O reajuste anual do preço dos medicamentos será anunciado pelo governo federal até o dia 30 de março, e a alta deve chegar ao bolso do consumidor já em abril. No ano passado, o reajuste foi de 5,85%, o equivalente ao Índice Nacional de Preços ao Consumidor Amplo (IPCA), acumulado dos últimos 12 meses. Neste ano, a inflação oficial acumulada, que será levada em conta para calcular o aumento, está mais alta (6,31%).

O reajuste representa o teto máximo autorizado pela Câmara de Regulação do Mercado de Medicamentos (CMED), órgão do governo federal formado por uma equipe interministerial liderada pelo Ministério da Saúde. O Ministério da Saúde informou que a atualização de preços ocorre, geralmente, na primeira semana de abril e, imediatamente, há a adequação na indústria farmacêutica.

O aumento de preços é calculado a partir de variáveis como as expectativas de inflação, de ganhos de produtividade das empresas de medicamentos e o preço dos insumos usados na produção dos remédios. Para a inflação, é usada como base o IPCA. É ainda levado em consideração no cálculo a variação da cotação do dólar e o índice de preços da energia elétrica.

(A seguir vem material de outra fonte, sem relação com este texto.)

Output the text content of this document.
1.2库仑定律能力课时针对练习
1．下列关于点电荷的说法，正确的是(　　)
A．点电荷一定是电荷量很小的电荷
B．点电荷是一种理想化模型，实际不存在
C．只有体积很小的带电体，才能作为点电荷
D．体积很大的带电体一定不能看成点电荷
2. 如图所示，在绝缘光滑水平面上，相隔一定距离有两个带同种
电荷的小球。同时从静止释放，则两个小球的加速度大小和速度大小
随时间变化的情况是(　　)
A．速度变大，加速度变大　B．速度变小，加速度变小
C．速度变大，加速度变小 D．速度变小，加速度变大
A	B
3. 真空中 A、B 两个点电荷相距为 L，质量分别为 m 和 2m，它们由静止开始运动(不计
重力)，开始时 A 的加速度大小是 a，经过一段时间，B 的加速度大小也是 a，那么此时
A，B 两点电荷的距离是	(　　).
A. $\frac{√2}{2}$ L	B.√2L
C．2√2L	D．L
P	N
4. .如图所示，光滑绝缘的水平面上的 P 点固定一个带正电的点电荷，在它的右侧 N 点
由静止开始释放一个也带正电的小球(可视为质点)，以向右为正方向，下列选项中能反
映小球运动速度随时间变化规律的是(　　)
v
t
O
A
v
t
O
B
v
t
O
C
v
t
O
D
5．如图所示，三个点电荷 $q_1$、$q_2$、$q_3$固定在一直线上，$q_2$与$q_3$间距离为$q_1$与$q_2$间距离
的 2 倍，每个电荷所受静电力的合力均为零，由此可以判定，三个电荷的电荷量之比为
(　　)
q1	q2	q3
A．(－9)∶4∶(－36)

A categoria de medicamentos que tem maior participação dos genéricos (na qual os genéricos têm faturamento igual ou superior a 20%), chamados de medicamentos do Nível I, têm um teto mais alto de reajuste de preço. O Ministério da Saúde informou, ainda, que os medicamentos que têm participação média de genéricos (entre 15% e 20% do faturamento) poderão ter reajuste médio, enquanto a categoria que têm menor participação dos genéricos (inferior a 15%) terá reajuste menor.

O presidente do Sindicato do Comércio Varejista de Produtos Farmacêuticos de João Pessoa (Sindfarma-JP), Hebert Almeida, explicou que, logo após o anúncio do reajuste, as distribuidoras adotam a alta e em seguida repassam para as farmácias. “Logo que é feito o anúncio por parte do governo federal, há a comunicação para as entidades, a Abrafarma, e automaticamente o repasse é feito para as distribuidoras e depois para as farmácias. Todo reajuste é ruim para o consumidor, mas ele deve fazer pesquisa para procurar o melhor preço”.

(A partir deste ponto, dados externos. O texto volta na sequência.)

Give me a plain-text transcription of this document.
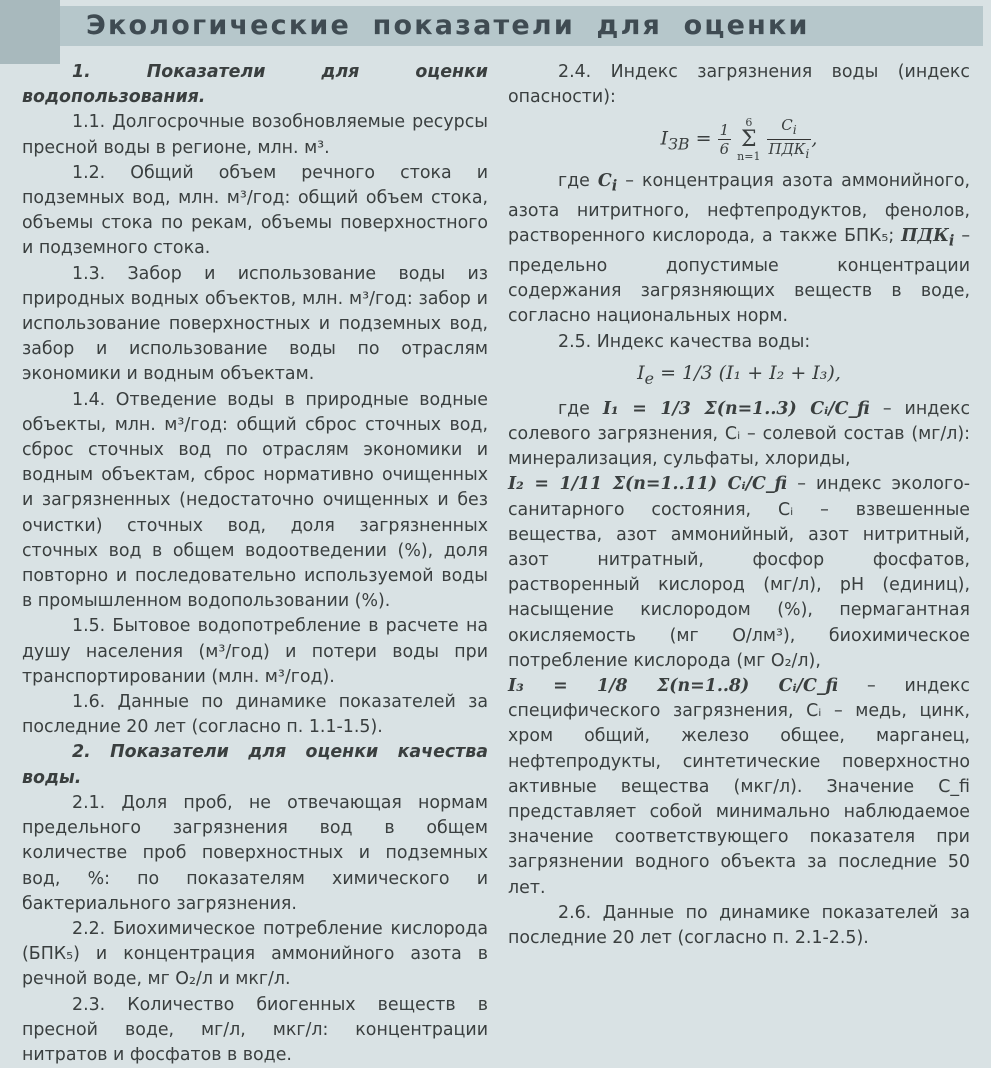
Экологические показатели для оценки

1. Показатели для оценки водопользования.

1.1. Долгосрочные возобновляемые ресурсы пресной воды в регионе, млн. м³.

1.2. Общий объем речного стока и подземных вод, млн. м³/год: общий объем стока, объемы стока по рекам, объемы поверхностного и подземного стока.

1.3. Забор и использование воды из природных водных объектов, млн. м³/год: забор и использование поверхностных и подземных вод, забор и использование воды по отраслям экономики и водным объектам.

1.4. Отведение воды в природные водные объекты, млн. м³/год: общий сброс сточных вод, сброс сточных вод по отраслям экономики и водным объектам, сброс нормативно очищенных и загрязненных (недостаточно очищенных и без очистки) сточных вод, доля загрязненных сточных вод в общем водоотведении (%), доля повторно и последовательно используемой воды в промышленном водопользовании (%).

1.5. Бытовое водопотребление в расчете на душу населения (м³/год) и потери воды при транспортировании (млн. м³/год).

1.6. Данные по динамике показателей за последние 20 лет (согласно п. 1.1-1.5).

2. Показатели для оценки качества воды.

2.1. Доля проб, не отвечающая нормам предельного загрязнения вод в общем количестве проб поверхностных и подземных вод, %: по показателям химического и бактериального загрязнения.

2.2. Биохимическое потребление кислорода (БПК₅) и концентрация аммонийного азота в речной воде, мг О₂/л и мкг/л.

2.3. Количество биогенных веществ в пресной воде, мг/л, мкг/л: концентрации нитратов и фосфатов в воде.

2.4. Индекс загрязнения воды (индекс опасности):

$I_{ЗВ} = \frac{1}{6} 6$
Σ
$n=1 \frac{C_i}{ПДК_i}$ ,

где $C_i$ – концентрация азота аммонийного, азота нитритного, нефтепродуктов, фенолов, растворенного кислорода, а также БПК₅; $ПДК_i$ – предельно допустимые концентрации содержания загрязняющих веществ в воде, согласно национальных норм.

2.5. Индекс качества воды:

$I_e = 1/3$ (I₁ + I₂ + I₃),

где I₁ = 1/3 Σ(n=1..3) Cᵢ/C_fi – индекс солевого загрязнения, Cᵢ – солевой состав (мг/л): минерализация, сульфаты, хлориды,

I₂ = 1/11 Σ(n=1..11) Cᵢ/C_fi – индекс эколого-санитарного состояния, Cᵢ – взвешенные вещества, азот аммонийный, азот нитритный, азот нитратный, фосфор фосфатов, растворенный кислород (мг/л), pH (единиц), насыщение кислородом (%), пермагантная окисляемость (мг О/лм³), биохимическое потребление кислорода (мг О₂/л),

I₃ = 1/8 Σ(n=1..8) Cᵢ/C_fi – индекс специфического загрязнения, Cᵢ – медь, цинк, хром общий, железо общее, марганец, нефтепродукты, синтетические поверхностно активные вещества (мкг/л). Значение C_fi представляет собой минимально наблюдаемое значение соответствующего показателя при загрязнении водного объекта за последние 50 лет.

2.6. Данные по динамике показателей за последние 20 лет (согласно п. 2.1-2.5).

ALTA VAI PESAR NO BOLSO DA FAMÍLIA

A dona de casa Irene Angelina de Lemos precisa comprar todo mês o remédio Artoglico, que custa R$ 110,00, usado para tratamento de artrite e artrose, além de Puran T4, que custa R$ 9,00, para cuidar de problemas da tireóide. Segundo ela, mais um aumento vai dificultar a renda da família, que é de, aproximadamente, dois salários mínimos.

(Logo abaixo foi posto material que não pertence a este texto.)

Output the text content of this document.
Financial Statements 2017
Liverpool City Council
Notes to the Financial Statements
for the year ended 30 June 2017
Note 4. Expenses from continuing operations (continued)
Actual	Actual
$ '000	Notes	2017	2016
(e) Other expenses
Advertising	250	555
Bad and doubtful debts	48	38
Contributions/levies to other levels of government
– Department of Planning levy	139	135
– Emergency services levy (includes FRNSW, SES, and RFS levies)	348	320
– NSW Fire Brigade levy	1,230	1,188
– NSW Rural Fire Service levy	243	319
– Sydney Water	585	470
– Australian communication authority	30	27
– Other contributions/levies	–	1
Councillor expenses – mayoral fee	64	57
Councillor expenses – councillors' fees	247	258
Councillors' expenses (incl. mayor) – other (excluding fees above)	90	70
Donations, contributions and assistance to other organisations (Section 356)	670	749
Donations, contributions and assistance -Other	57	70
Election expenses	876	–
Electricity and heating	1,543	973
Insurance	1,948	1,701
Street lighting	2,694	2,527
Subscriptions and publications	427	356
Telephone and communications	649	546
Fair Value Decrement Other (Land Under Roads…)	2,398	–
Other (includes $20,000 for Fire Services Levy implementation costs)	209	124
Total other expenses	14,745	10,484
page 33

“A nossa situação vai ficar ainda mais difícil, porque sou pensionista e recebo um salário mínimo e precisei fazer um empréstimo. Recebo agora menos de R$ 500,00 por causa do desconto. Meu marido recebe um salário mínimo e me ajuda com os remédios. Temos que pagar as contas de casa”, frisou.

A dona de casa afirmou, ainda, que não pode ficar sem tomar os remédios porque sente muita dor. Ela ainda comprava por R$ 58,00 o remédio Reuquinol, também para artrose e artrite. “Mas graças a Deus consegui ele de graça”, disse.